Baldcypress Swamps
By Mark Swails
Native Plants
A few native plants that live inside of the swamps is the Baldcypress, Water Tupelo, Pond Cypress, and Black Gum Trees.
Native Animals
Yellow Throated Warblers, Bald Eagles, Turkey, Evening Grosbeaks, Squirrels, and Wood Ducks.
Non-native Plants and Animals which harm the environment
Non-native Animal: Burmese Python, a lot get released out into the wild and kill the wild life.
Non-native Plant: A fungus that attacks the heartwood of a tree from the crown to its base, only stopping after the tree has died.
What Do We Gain?
Humans gain peat, which is soil composed mainly of decaying plant matter which is really good when owning a farm or garden. Humans also gain freshwater from the swamp.
Human Impact
Negative Impact: Wastewater that gets discharged from people's home gets brought into the swamp in which this increases the volume of the water, causing it to flood and it increases the pollution which can kill off the wild life.
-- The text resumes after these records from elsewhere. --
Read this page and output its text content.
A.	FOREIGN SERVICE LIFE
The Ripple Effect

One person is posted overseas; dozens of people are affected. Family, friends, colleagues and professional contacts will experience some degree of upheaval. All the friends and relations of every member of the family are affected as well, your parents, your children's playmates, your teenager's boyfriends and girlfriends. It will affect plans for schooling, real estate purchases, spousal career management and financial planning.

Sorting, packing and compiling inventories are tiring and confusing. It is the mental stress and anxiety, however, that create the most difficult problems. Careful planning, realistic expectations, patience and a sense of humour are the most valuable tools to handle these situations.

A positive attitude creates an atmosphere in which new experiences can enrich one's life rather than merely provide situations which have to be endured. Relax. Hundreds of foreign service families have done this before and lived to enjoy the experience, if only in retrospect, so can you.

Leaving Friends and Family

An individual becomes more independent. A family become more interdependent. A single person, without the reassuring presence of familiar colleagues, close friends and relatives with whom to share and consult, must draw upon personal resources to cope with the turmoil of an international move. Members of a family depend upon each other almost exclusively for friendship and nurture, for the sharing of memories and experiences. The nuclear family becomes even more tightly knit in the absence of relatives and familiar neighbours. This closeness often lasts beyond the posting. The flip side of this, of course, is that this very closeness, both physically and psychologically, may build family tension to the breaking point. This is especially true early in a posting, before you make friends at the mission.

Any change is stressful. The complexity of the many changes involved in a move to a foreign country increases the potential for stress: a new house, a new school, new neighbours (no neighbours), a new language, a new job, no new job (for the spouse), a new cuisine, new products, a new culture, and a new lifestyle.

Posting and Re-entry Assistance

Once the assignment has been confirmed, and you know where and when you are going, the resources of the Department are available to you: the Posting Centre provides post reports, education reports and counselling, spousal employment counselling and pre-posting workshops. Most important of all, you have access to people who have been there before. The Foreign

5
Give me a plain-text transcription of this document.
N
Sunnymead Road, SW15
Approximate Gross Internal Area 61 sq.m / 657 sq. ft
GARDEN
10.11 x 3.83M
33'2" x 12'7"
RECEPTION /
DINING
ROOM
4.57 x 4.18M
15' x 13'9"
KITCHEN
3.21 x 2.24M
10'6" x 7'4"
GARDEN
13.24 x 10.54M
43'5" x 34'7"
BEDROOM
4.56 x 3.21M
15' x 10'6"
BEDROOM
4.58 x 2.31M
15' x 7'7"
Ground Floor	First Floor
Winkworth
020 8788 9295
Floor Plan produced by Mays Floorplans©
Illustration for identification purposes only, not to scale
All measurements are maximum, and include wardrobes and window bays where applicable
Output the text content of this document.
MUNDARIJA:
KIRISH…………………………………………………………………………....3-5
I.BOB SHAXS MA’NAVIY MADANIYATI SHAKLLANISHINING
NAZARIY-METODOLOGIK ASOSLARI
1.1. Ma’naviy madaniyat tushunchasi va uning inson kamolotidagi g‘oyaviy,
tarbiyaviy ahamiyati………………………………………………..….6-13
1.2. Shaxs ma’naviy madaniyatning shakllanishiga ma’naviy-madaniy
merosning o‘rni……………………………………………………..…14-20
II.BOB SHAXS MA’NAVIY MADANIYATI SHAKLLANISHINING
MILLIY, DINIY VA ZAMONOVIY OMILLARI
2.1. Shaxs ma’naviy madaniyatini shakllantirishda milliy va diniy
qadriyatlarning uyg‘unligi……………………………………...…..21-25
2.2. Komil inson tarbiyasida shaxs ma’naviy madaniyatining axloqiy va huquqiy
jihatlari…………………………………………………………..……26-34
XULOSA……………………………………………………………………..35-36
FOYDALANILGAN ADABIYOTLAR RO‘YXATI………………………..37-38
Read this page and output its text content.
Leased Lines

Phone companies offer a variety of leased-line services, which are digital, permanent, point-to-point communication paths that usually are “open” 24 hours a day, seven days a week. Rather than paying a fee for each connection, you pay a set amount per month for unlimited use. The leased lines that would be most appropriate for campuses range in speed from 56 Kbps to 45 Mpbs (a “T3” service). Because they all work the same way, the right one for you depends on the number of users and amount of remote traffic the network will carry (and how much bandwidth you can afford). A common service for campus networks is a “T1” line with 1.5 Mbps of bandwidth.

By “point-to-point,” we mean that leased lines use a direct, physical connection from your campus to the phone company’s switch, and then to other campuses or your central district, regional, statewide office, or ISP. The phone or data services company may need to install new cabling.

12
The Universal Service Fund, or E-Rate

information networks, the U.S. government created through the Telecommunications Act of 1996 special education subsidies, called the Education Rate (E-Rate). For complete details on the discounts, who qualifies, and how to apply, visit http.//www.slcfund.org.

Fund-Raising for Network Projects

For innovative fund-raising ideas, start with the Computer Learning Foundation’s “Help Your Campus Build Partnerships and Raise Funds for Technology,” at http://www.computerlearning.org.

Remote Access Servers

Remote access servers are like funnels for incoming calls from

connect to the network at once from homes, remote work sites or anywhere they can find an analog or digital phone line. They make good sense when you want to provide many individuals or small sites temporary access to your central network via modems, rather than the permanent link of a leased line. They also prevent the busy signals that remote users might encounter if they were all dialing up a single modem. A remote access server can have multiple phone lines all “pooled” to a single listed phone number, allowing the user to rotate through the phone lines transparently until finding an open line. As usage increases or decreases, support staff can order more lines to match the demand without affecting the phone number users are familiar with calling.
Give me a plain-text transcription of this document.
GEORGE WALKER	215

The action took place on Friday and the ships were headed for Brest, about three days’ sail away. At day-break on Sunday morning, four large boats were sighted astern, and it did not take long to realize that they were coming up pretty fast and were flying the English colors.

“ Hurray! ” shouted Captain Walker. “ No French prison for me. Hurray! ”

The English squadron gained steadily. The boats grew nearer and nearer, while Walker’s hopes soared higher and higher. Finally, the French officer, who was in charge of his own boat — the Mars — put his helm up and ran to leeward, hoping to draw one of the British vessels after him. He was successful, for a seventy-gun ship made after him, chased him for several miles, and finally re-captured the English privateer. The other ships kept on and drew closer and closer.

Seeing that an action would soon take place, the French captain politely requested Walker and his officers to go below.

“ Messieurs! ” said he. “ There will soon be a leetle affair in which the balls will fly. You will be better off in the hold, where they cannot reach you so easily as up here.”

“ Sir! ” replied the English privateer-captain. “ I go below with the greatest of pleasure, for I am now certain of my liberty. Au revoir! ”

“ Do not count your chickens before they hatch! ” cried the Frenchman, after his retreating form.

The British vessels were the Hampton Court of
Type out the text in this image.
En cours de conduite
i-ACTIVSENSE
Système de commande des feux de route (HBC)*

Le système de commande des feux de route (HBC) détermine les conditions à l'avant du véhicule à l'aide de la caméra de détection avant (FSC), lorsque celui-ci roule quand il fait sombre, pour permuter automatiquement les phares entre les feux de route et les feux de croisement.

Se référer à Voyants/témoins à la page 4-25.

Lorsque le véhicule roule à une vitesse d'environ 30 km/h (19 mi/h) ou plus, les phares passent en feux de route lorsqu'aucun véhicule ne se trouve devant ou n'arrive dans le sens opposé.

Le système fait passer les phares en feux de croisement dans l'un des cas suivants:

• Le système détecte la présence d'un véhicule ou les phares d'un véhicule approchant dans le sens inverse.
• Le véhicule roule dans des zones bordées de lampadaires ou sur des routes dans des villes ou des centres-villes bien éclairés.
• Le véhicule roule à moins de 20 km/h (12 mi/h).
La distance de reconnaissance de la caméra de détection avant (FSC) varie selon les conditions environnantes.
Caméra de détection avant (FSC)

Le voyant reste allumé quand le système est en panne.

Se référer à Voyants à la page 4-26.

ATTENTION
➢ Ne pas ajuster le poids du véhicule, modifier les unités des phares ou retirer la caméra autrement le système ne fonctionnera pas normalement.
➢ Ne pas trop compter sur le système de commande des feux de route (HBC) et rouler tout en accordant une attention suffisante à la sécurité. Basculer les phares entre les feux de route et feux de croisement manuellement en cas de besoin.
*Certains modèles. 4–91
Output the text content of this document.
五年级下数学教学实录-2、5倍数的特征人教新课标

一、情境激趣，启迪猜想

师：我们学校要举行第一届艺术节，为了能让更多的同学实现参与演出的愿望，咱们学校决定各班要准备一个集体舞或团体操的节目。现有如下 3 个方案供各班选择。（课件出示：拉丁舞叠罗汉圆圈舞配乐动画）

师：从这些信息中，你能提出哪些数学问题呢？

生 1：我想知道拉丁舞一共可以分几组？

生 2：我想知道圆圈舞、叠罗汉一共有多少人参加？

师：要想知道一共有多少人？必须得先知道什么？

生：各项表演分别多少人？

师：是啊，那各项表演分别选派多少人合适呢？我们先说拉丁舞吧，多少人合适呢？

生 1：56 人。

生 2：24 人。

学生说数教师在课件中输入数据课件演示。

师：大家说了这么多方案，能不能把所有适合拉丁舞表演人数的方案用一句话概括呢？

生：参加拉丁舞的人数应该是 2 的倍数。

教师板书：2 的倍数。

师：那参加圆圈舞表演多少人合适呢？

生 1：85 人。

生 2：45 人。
The cypress trees is a source for wood so this causes flying animals and others who live inside the trees to lose their habitat.
Positive Impact: In 1991 the Big Cypress Land Protection Plan was passed which outlines the actions necessary to assure resource protection and provide essential public access. A major one would be in 1974 when Congress created the Big Cypress National Preserve, which stated that the swamps were preserved within the National Park System.
What do Humans Cause
Humans cause the swamp to flood whenever wastewater is dumped into the swamp and the flood is sometimes drained, but not so much anymore since it has became a National Park Preserve.